Иск Истории | страница 65



Это была История, напрочь изгнавшая Лик Другого, лицо милосердия, обращенного к слабому, нищему, узнику и, в первую очередь, к еврею, к кому еще на заре человечества взывали о милосердии еврейские пророки.

Это была философия, строящая себя на тождестве, которое замыкало ее на самой себе, в корне подавляя «этический порыв» во имя насилия онтологии и феноменологии. И они шествовали убедительно-победительно, отбросив этику на обочину или снисходительно дав ей роль терпимой служанки, наблюдающей в страхе с черного хода за шествием фанфар.

Нельзя сказать, что эта история и эта философия не видели Другого. Наоборот, они стремились его схватить, им обладать.

Но «обладать, схватывать, познавать – все это синонимы власти» (Эм.Левинас. «Время и Другой»). Обладание и власть разворачивались ими в уподоблении собственным прошлым формам, в самоотождествлении с этими формами, которые предоставляли алиби историческому и философскому насилию, основанному на политическом и техническом насилии, покрывая ложной невинностью философскую речь – эту необузданную стихию метафоричности со всей ее развращающей силой влияния. Как сказал Борхес: «Возможно, вся всемирная история – это история нескольких метафор».

Только на дне бездны можно было понять исторгнутый псалмопевцем крик души «Из глубин взываю...», ощутить, что не все поглощается и потребляется.

Каких бы высот ни достигала Тотальность, Всевышнее выше любой высоты, и никакой прирост этой высоты не может служить ему мерой, ибо Всевышнее не принадлежит ни времени, ни пространству, не входит в счет вещей и событий. Оно противостоит этой Тотальности.

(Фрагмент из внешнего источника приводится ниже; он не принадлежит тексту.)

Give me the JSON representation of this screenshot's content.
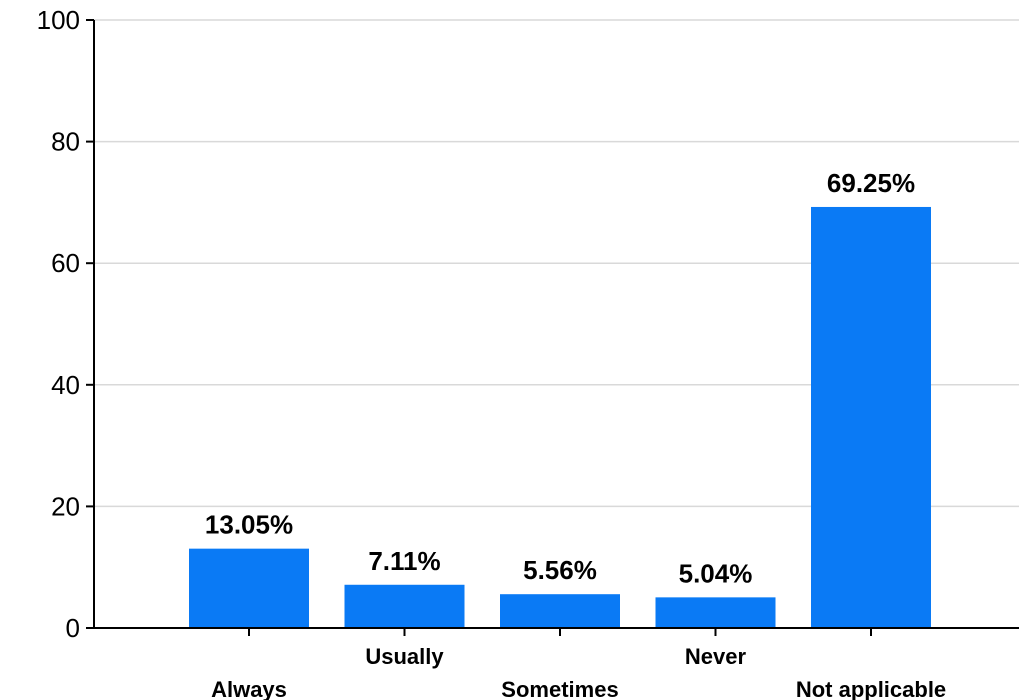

«Бог – это Другой», – говорит Левинас, и Тотальность стремится этого Другого нейтрализовать, пользуясь хайдегтеровской онтологией, которая, по сути, наука об эгоизме, в своей крайней грубой форме скатывающаяся в беспощадность политики, полиции (вспомним форму, формулу, формулировку – «гехаймише статс полицай» – государственная тайная полиция – гестапо). И словно бы сама об этом не подозревая, – феноменология, идущая от Гегеля к Гуссерлю, одалживает этой онтологии свою утонченную и отточенную временем форму.

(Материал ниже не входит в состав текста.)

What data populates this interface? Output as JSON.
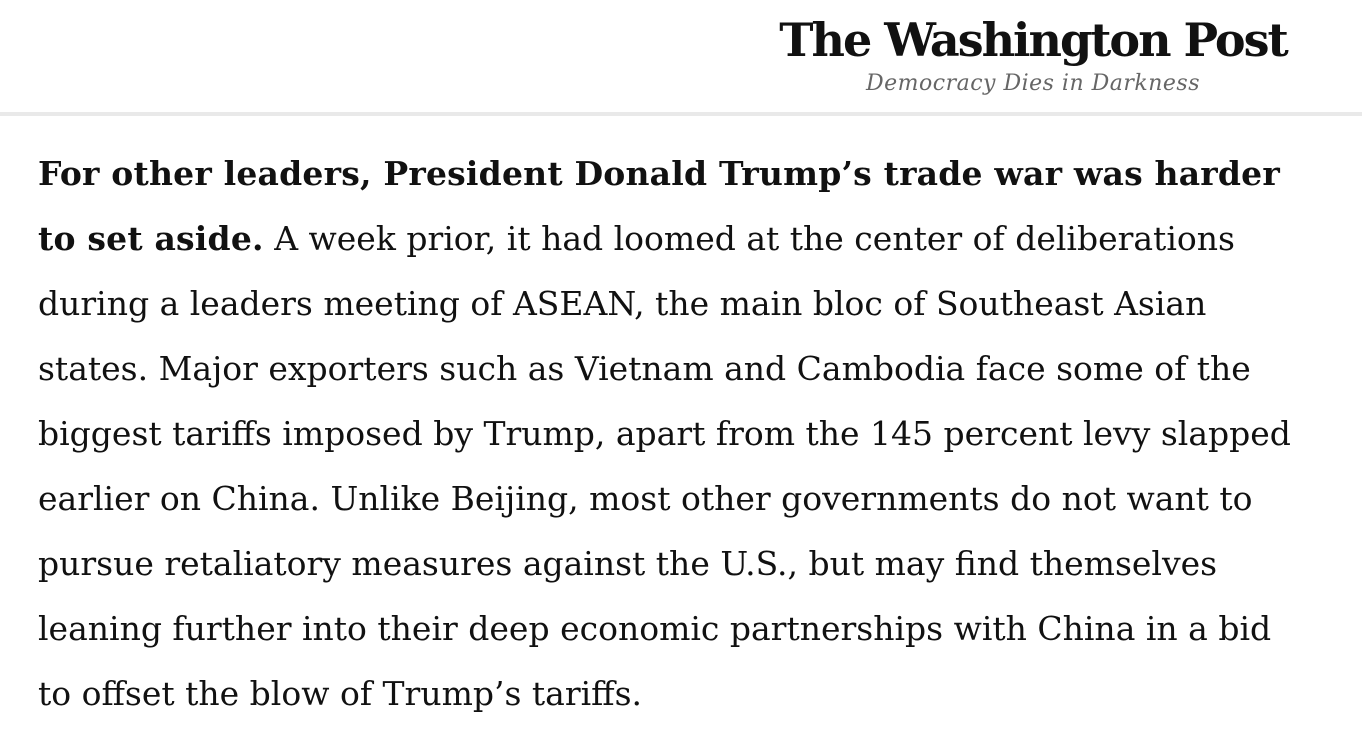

Парадоксальным образом эта философия нейтрального подспудно и подсудно сливается с философией места (почва и кровь). В этой философии – спесивая укорененность (в противовес Вечному Жиду), языческое насилие, с энтузиазмом чернорубашечника обращенные к сакральному, безымянно божественному. «Божественному без Бога» (Эм.Левинас. «Трудная свобода»).